USD/Soybeans Exporter FX Index:
The USD/Soybeans Exporter FX Index increased 7.9 points in Aug ’15 to a new record high value of 203.1. The USD/ Soybeans Exporter FX Index has increased 50.8 points since the beginning of 2014 and 21.5 points throughout the past six months. A strengthening USD/Soybeans Exporter FX Index reduces the competitiveness of U.S. soybeans relative to other exporting regions (represented in green in the Global Soybeans Net Trade chart), ultimately resulting in less foreign demand, all other factors being equal. USD appreciation against the Brazilian real has accounted for the majority of the gains since the beginning of 2014.
USD/Soybeans Importer FX Index:
The USD/Soybeans Importer FX Index increased 3.1 points in Aug ’15 to a value of 99.5. The USD/ Soybeans Importer FX Index finished at the highest figure experienced in the past eight years and has increased 11.1 points since the beginning of 2014 and 4.1 points throughout the past six months. A strengthening USD/Soybeans Importer FX Index results in less purchasing power for major soybeans importing countries (represented in red in the Global Soybeans Net Trade chart), making U.S. soybeans more expensive to import. USD appreciation against the Turkish lira, euro and Russian ruble has accounted for the majority of the gains since the beginning of 2014.
U.S. Soybeans Export Destinations:
Major destinations for U.S. soybeans are led by China, followed by Mexico, Indonesia, Japan, Germany and Taiwan.

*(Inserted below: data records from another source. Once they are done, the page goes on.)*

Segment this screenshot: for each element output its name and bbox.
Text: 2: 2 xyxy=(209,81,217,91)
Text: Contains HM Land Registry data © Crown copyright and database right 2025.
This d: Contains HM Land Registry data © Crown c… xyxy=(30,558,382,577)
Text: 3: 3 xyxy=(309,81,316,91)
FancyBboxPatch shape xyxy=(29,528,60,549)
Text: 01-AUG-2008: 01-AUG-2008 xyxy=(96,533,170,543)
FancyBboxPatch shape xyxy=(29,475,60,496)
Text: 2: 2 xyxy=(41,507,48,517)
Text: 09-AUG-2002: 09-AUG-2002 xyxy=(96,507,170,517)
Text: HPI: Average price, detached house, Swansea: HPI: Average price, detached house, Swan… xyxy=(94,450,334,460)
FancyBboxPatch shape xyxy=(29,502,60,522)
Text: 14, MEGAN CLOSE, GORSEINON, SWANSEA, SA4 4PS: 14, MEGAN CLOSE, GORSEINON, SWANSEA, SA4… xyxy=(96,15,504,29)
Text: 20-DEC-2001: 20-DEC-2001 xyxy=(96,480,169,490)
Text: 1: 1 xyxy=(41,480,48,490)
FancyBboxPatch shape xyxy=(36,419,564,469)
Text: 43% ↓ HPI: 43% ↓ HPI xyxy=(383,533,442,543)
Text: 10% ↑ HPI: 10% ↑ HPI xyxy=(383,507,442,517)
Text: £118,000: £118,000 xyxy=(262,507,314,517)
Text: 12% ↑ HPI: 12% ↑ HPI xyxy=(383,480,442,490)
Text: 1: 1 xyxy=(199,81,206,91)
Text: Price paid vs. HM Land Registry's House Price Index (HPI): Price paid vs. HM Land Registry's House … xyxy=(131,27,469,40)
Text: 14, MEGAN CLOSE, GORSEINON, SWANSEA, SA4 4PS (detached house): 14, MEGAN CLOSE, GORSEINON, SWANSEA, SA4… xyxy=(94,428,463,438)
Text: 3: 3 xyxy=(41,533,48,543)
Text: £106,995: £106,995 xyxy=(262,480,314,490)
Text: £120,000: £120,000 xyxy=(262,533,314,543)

USD/Domestic Soybeans Importer FX Index:
The USD/Domestic Soybeans Importer FX Index increased 3.1 points in Aug ’15 to a value of 102.5. The USD/ Domestic Soybeans Importer FX Index finished at the highest figure experienced in the past nine years and has increased 11.1 points since the beginning of 2014 and 4.6 points throughout the past six months. A strengthening USD/Domestic Soybeans Importer FX Index results in less purchasing power for the traditional buyers of U.S. soybeans (represented in red in the U.S. Soybeans Export Destinations chart), ultimately resulting in less foreign demand, all other factors being equal. USD appreciation against the Mexican peso, Chinese yuan renminbi and Turkish lira has accounted for the majority of the gains since the beginning of 2014.